Ryan was in the news last year when his announcement that he was returning to his full-time job led to anxious reports about the impossibility of even bestselling authors making a living from writing. He stresses now that he was only ever on a career break. “I wasn’t forced back in penury, I was always going back. The whole thing was very embarrassing, to be honest. I was kind of mortified. Most writers struggle their whole lives. It’s a tough business.”

Since then he’s left the civil service to lecture in creative writing at the University of Limerick – without a regular income, he says, “I’d be a nervous gibbering wreck. I wouldn’t be able to write.” Teaching writing is a joy, but “a little bit of a cocoon maybe”, compared with being constantly on the road as a labour inspector talking to people, a process that contributed to the panoply of voices in The Spinning Heart. Then, “I was really close to the beating heart.”

All Ryan’s books have been written out of a struggle about the purpose of fiction, and From a Low and Quiet Sea is no exception. “Creative fiction is kind of an unnatural act, to try to impose narrative on senseless things. I suppose that’s why we do it, because we need to think there’s some sense there.” And it’s not the only novel in which using other people’s stories has caused him sleepless nights. “The effects of the recession in Spinning Heart, bullying in The Thing About December – these are all things that happened to people in real life that I’ve pretty much appropriated to write books to make money. Which seems kind of awful, really, it seems sociopathic at times – the whole act of writing and creating fiction seems psychotic.”

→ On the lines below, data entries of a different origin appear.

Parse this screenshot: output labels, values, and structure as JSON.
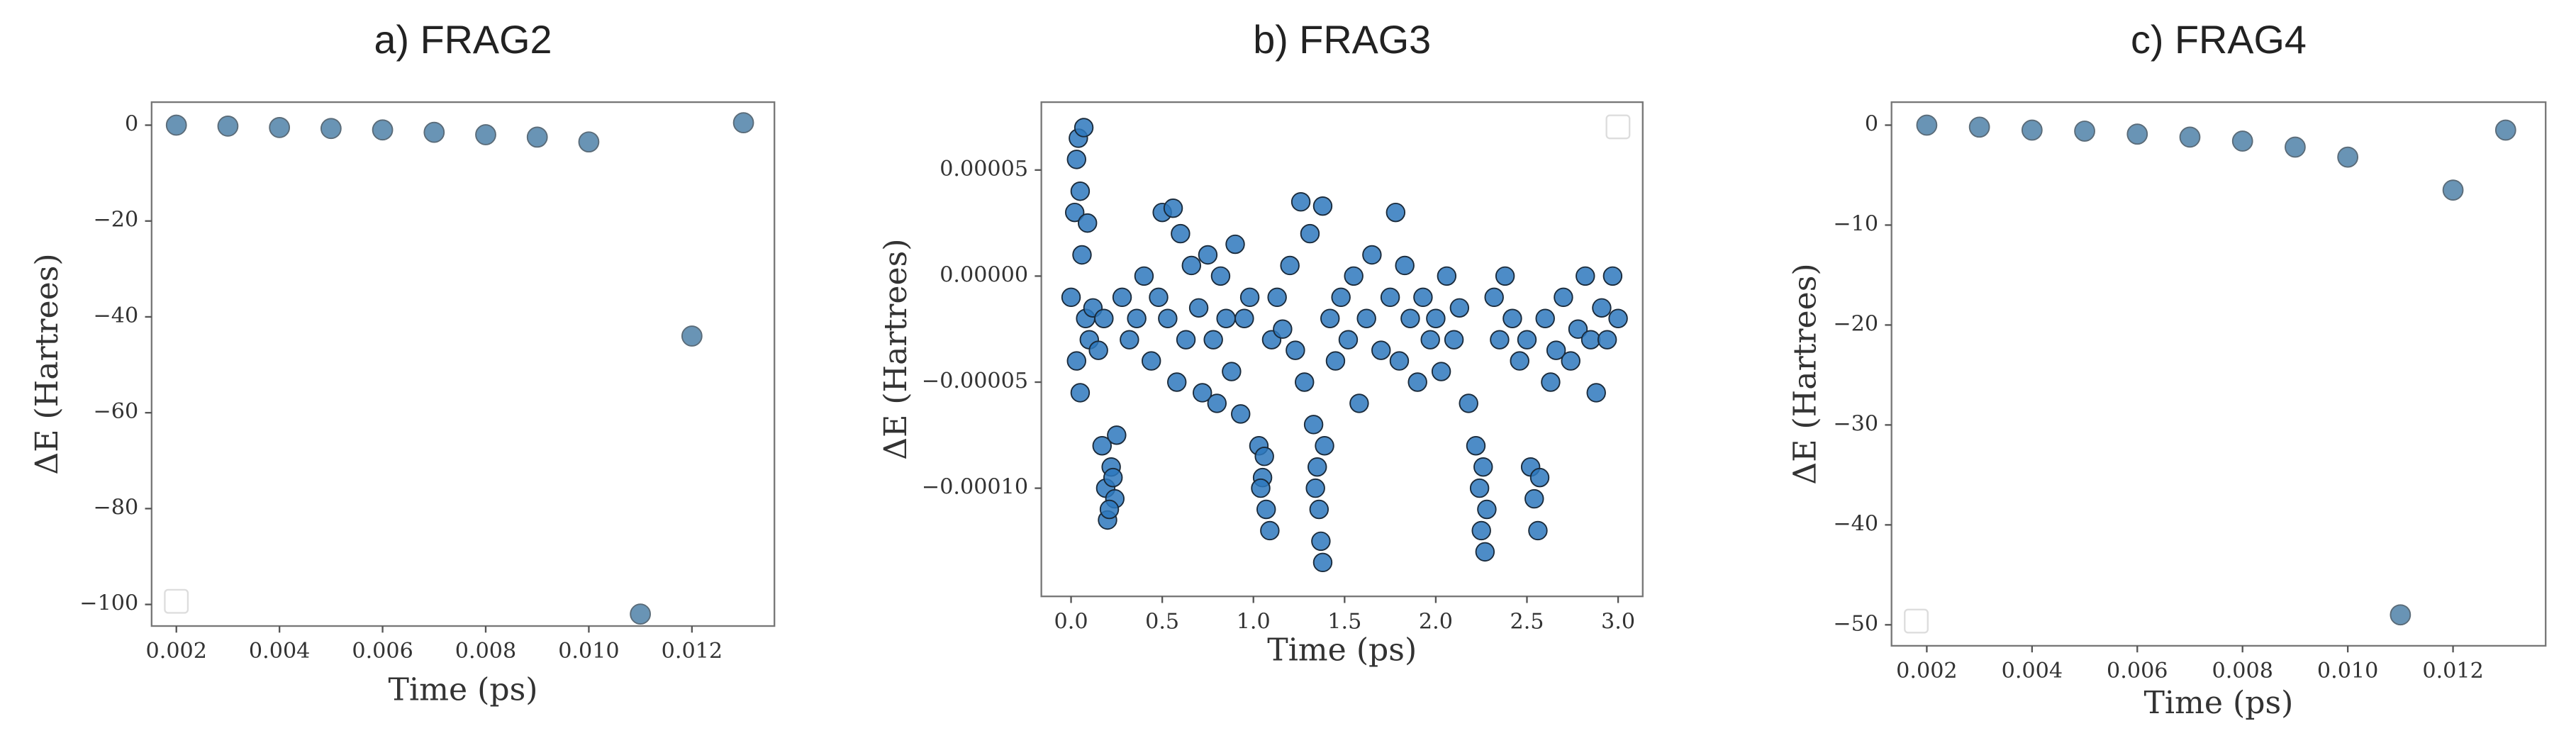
{
  "chart_data": [
    {
      "type": "scatter",
      "title": "a) FRAG2",
      "xlabel": "Time (ps)",
      "ylabel": "ΔE (Hartrees)",
      "x": [
        0.002,
        0.003,
        0.004,
        0.005,
        0.006,
        0.007,
        0.008,
        0.009,
        0.01,
        0.011,
        0.012,
        0.013
      ],
      "values": [
        0,
        -0.2,
        -0.5,
        -0.7,
        -1,
        -1.5,
        -2,
        -2.5,
        -3.5,
        -102,
        -44,
        0.5
      ],
      "color": "#4f81a8",
      "edgecolor": "#5a6b78",
      "xlim": [
        0.00152,
        0.0136
      ],
      "ylim": [
        -104.5,
        4.8
      ],
      "xticks": [
        0.002,
        0.004,
        0.006,
        0.008,
        {
          "value": 0.01,
          "label": "0.010"
        },
        0.012
      ],
      "yticks": [
        0,
        {
          "value": -20,
          "label": "−20"
        },
        {
          "value": -40,
          "label": "−40"
        },
        {
          "value": -60,
          "label": "−60"
        },
        {
          "value": -80,
          "label": "−80"
        },
        {
          "value": -100,
          "label": "−100"
        }
      ],
      "legend": "lower left"
    },
    {
      "type": "scatter",
      "title": "b) FRAG3",
      "xlabel": "Time (ps)",
      "ylabel": "ΔE (Hartrees)",
      "x": [
        0.0,
        0.02,
        0.03,
        0.04,
        0.05,
        0.06,
        0.07,
        0.08,
        0.03,
        0.05,
        0.09,
        0.1,
        0.12,
        0.15,
        0.18,
        0.17,
        0.19,
        0.2,
        0.22,
        0.24,
        0.25,
        0.21,
        0.23,
        0.28,
        0.32,
        0.36,
        0.4,
        0.44,
        0.48,
        0.5,
        0.53,
        0.56,
        0.58,
        0.6,
        0.63,
        0.66,
        0.7,
        0.72,
        0.75,
        0.78,
        0.8,
        0.82,
        0.85,
        0.88,
        0.9,
        0.93,
        0.95,
        0.98,
        1.03,
        1.05,
        1.07,
        1.09,
        1.06,
        1.04,
        1.1,
        1.13,
        1.16,
        1.2,
        1.23,
        1.26,
        1.28,
        1.31,
        1.33,
        1.35,
        1.36,
        1.37,
        1.38,
        1.34,
        1.39,
        1.38,
        1.42,
        1.45,
        1.48,
        1.52,
        1.55,
        1.58,
        1.62,
        1.65,
        1.7,
        1.75,
        1.78,
        1.8,
        1.83,
        1.86,
        1.9,
        1.93,
        1.97,
        2.0,
        2.03,
        2.06,
        2.1,
        2.13,
        2.18,
        2.22,
        2.24,
        2.25,
        2.27,
        2.26,
        2.28,
        2.32,
        2.35,
        2.38,
        2.42,
        2.46,
        2.5,
        2.52,
        2.54,
        2.56,
        2.57,
        2.6,
        2.63,
        2.66,
        2.7,
        2.74,
        2.78,
        2.82,
        2.85,
        2.88,
        2.91,
        2.94,
        2.97,
        3.0
      ],
      "values": [
        -1e-05,
        3e-05,
        5.5e-05,
        6.5e-05,
        4e-05,
        1e-05,
        7e-05,
        -2e-05,
        -4e-05,
        -5.5e-05,
        2.5e-05,
        -3e-05,
        -1.5e-05,
        -3.5e-05,
        -2e-05,
        -8e-05,
        -0.0001,
        -0.000115,
        -9e-05,
        -0.000105,
        -7.5e-05,
        -0.00011,
        -9.5e-05,
        -1e-05,
        -3e-05,
        -2e-05,
        0,
        -4e-05,
        -1e-05,
        3e-05,
        -2e-05,
        3.2e-05,
        -5e-05,
        2e-05,
        -3e-05,
        5e-06,
        -1.5e-05,
        -5.5e-05,
        1e-05,
        -3e-05,
        -6e-05,
        0,
        -2e-05,
        -4.5e-05,
        1.5e-05,
        -6.5e-05,
        -2e-05,
        -1e-05,
        -8e-05,
        -9.5e-05,
        -0.00011,
        -0.00012,
        -8.5e-05,
        -0.0001,
        -3e-05,
        -1e-05,
        -2.5e-05,
        5e-06,
        -3.5e-05,
        3.5e-05,
        -5e-05,
        2e-05,
        -7e-05,
        -9e-05,
        -0.00011,
        -0.000125,
        -0.000135,
        -0.0001,
        -8e-05,
        3.3e-05,
        -2e-05,
        -4e-05,
        -1e-05,
        -3e-05,
        0,
        -6e-05,
        -2e-05,
        1e-05,
        -3.5e-05,
        -1e-05,
        3e-05,
        -4e-05,
        5e-06,
        -2e-05,
        -5e-05,
        -1e-05,
        -3e-05,
        -2e-05,
        -4.5e-05,
        0,
        -3e-05,
        -1.5e-05,
        -6e-05,
        -8e-05,
        -0.0001,
        -0.00012,
        -0.00013,
        -9e-05,
        -0.00011,
        -1e-05,
        -3e-05,
        0,
        -2e-05,
        -4e-05,
        -3e-05,
        -9e-05,
        -0.000105,
        -0.00012,
        -9.5e-05,
        -2e-05,
        -5e-05,
        -3.5e-05,
        -1e-05,
        -4e-05,
        -2.5e-05,
        0,
        -3e-05,
        -5.5e-05,
        -1.5e-05,
        -3e-05,
        0,
        -2e-05
      ],
      "color": "#2e78bd",
      "edgecolor": "#1a2a3a",
      "xlim": [
        -0.163,
        3.135
      ],
      "ylim": [
        -0.000151,
        8.2e-05
      ],
      "xticks": [
        {
          "value": 0,
          "label": "0.0"
        },
        0.5,
        {
          "value": 1,
          "label": "1.0"
        },
        1.5,
        {
          "value": 2,
          "label": "2.0"
        },
        2.5,
        {
          "value": 3,
          "label": "3.0"
        }
      ],
      "yticks": [
        5e-05,
        {
          "value": 0,
          "label": "0.00000"
        },
        {
          "value": -5e-05,
          "label": "−0.00005"
        },
        {
          "value": -0.0001,
          "label": "−0.00010"
        }
      ],
      "legend": "upper right"
    },
    {
      "type": "scatter",
      "title": "c) FRAG4",
      "xlabel": "Time (ps)",
      "ylabel": "ΔE (Hartrees)",
      "x": [
        0.002,
        0.003,
        0.004,
        0.005,
        0.006,
        0.007,
        0.008,
        0.009,
        0.01,
        0.011,
        0.012,
        0.013
      ],
      "values": [
        0,
        -0.2,
        -0.5,
        -0.6,
        -0.9,
        -1.2,
        -1.6,
        -2.2,
        -3.2,
        -49,
        -6.5,
        -0.5
      ],
      "color": "#4f81a8",
      "edgecolor": "#5a6b78",
      "xlim": [
        0.00133,
        0.01376
      ],
      "ylim": [
        -52.1,
        2.3
      ],
      "xticks": [
        0.002,
        0.004,
        0.006,
        0.008,
        {
          "value": 0.01,
          "label": "0.010"
        },
        0.012
      ],
      "yticks": [
        0,
        {
          "value": -10,
          "label": "−10"
        },
        {
          "value": -20,
          "label": "−20"
        },
        {
          "value": -30,
          "label": "−30"
        },
        {
          "value": -40,
          "label": "−40"
        },
        {
          "value": -50,
          "label": "−50"
        }
      ],
      "legend": "lower left"
    }
  ]
}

“I can’t imagine 40 more years of life filled with just making stuff up,” he says now, suggesting that after a few more books he’ll “forget the whole daft idea of it”. But this state of radical uncertainty is also where his inspiration resides. “I don’t know anything, I admit that all the time. I think things, and I feel things, but I’ve no certain knowledge. I think if you walk around with all these certainties, you can’t create really. People are puffed up lately with certainty, moral rectitude – puffed up to the point of bursting. Certainty is anathema to creativity”

• From a Low and Quiet Sea is out from Doubleday on 22 March.